Long time no ink, Preston. Hmph. 27 years to date in fact. To the best of my memory, the last time I picked up a writing utensil for anything was 18 years ago, and that had been to cross out something.
Now, over a quarter of a century later, I sit here at this desk wondering where the words and the sense of wonder have gone. That same power that made you the late 1970s’ and early 1980s’ grittiest, edgiest children’s book writer? It ends up shooting you in the foot, like a sentient bear trap that has been taught how to operate a gun.
In fact I think it’s been longer than 27 years since my writer’s instinct last suggested I write something that didn’t reopen old wounds with the local PTA. It seemed 1983 saw me unable to write another sentence without another neighborhood dad approaching my house with lit torch, telling me to take my legal pads, my pens, my writing helmet, and throw it all into a toilet and flush it down the drain for a while.
Fortunately, implied was the notion that in a couple of years I could go plodding through the sewers looking for my lost items.
But let me tell you something. Let enough rust accumulate in your writing arm and it starts operating like a mongoloid boy’s hind leg, which means that it’s baby step after baby step getting the old fuck rocket back into throwing condition if you know what I mean.
Quick note: The last time I checked, which was 27 years ago in 1983, any children’s book writer worth his sack of tits called his writing arm Fuck Rocket or in some cases el Fucko Rocketa. I think this practice is still used.
So here it goes, world. This piece begins the second chapter of my career; the slow, arduous reacquainting process of mind and word, hand and ink, writer dick and children’s book agent ass, writer dick and children’s book publisher ass, writer dick and children’s bookstore ass.
The lead up to this momentous day began several weeks ago, when I began the process of coaching the old horse dicks (fingers) to pick up a pen, gradually moving on to writing letters. Here are some of the early letters I wrote: w, m, M, S, i.
A couple of days ago I called myself up to the minor leagues for some single A ball: sentences. Taking words and arranging them so that the syntax was right and the letters were nice. You know. In some cases, some words in the same sentences ended up starting with the same letters. And I don’t quite remember if that is frowned upon or not.

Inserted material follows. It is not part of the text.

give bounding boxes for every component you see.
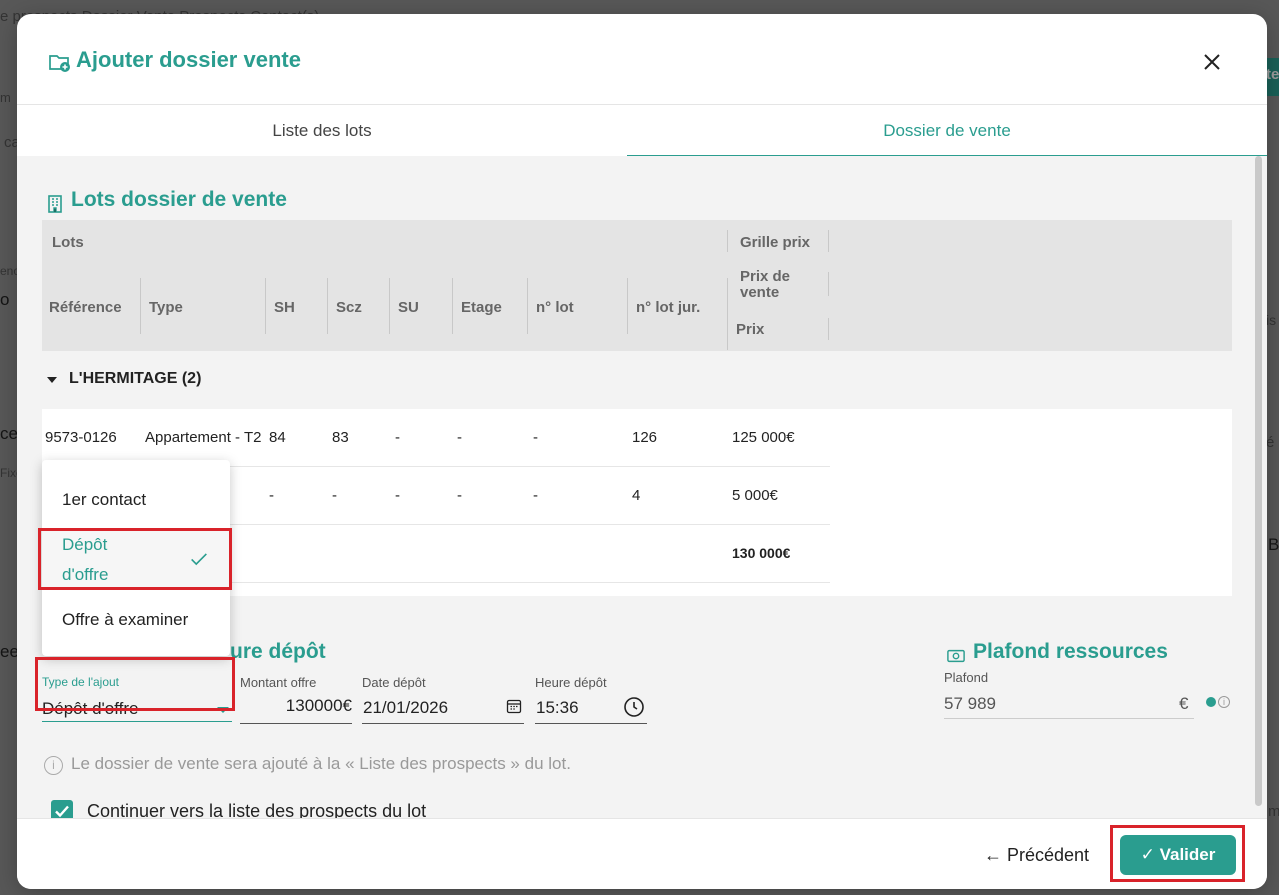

Regardless, here are some sentences I wrote when I was just getting started again:
-The savannah grew still with the dying rectal spasms of the lion cubs.
-The previously retired Lakers guard hobbled down the basketball field, little bits of the gay cancer in each step.
-Whispering Willows farm was a coyote’s howl from the gentle brook where the Overland Trail Elementary School dog-rapes were to occur. (Okay, this is actually a revised passage from something I had published previously)
In several days I begin my next project. I think the best way to describe it is that it’s just a book about a school of aardvarks in this dimension where a gun has just been created that is capable of shooting and raping at the same time.